Der im Dienste der Bundesrepublik Deutschland stehende Kläger meldete im Dezember 1997der Unfallkasse einen sog. Wegedienstunfall. Er gab an, im November 1997 nach Dienstschluss auf dem Weg von seiner Dienststelle zu seinem Wohnhaus verunfallt zu sein. Er sei mit seinem privaten PKW unterwegs gewesen. Er habe sein Fahrzeug in seiner Garage geparkt. Beim Aussteigen aus dem Wagen habe er sich den linken Fuß vertreten. Er habe ein plötzliches Brennen im ganzen Fußbereich einschließlich der Ferse verspürt.
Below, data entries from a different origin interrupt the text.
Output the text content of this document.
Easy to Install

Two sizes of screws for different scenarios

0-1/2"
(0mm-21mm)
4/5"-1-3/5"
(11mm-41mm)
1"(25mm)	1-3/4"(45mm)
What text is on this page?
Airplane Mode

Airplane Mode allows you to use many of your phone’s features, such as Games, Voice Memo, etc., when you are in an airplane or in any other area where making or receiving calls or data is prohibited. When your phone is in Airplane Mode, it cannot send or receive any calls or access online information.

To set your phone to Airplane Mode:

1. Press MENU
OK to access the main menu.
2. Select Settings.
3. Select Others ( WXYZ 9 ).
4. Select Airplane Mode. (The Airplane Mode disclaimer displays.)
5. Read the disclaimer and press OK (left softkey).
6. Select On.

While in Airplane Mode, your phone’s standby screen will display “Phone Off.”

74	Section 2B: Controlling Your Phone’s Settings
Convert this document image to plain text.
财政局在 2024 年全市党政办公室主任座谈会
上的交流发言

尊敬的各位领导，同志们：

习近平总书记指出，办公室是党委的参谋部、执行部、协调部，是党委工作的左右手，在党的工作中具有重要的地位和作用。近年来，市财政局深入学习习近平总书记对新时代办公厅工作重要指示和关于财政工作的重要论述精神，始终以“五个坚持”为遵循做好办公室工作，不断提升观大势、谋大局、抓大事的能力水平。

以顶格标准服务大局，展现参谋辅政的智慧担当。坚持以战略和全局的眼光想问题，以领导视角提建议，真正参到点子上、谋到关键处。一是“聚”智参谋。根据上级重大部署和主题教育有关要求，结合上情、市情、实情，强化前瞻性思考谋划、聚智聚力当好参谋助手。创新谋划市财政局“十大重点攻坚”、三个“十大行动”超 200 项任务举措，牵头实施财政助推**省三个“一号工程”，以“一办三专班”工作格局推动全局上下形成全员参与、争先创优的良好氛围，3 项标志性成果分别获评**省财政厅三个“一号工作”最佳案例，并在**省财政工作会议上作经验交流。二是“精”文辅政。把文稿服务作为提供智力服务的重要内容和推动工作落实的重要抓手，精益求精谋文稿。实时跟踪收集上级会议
Beim Gehen habe er Schmerzen gehabt.

Die Unfallkasse lehnte die Anerkennung des gemeldeten Vorfalls als Dienstunfall ab. Der Aufenthalt in einer privaten Garage sei dienstunfallrechtlich nicht geschützt. Dies gelte auch dann, wenn die Garage keine bauliche oder räumliche Einheit mit dem Wohngebäude aufweise, in dem der Verunfallte wohne, sondern - wie im Falle des Klägers - getrennt auf einem anderen Grundstück gelegen sei. Die nach erfolglosem Widerspruchsverfahren erhobene Klage wies das VG ab. Die zugelassene Berufung blieb ebenfalls erfolglos. Die Revision ist zugelassen.

Gründe:

Der Kläger hat keinen Anspruch auf Anerkennung des gemeldeten Vorfalls als Dienstunfall durch die Beklagte. Die entgegenstehenden Bescheide der Unfallkasse sind rechtmäßig und verletzen den Kläger nicht in seinen Rechten (§ 113 Abs. 5 Satz 1 VwGO).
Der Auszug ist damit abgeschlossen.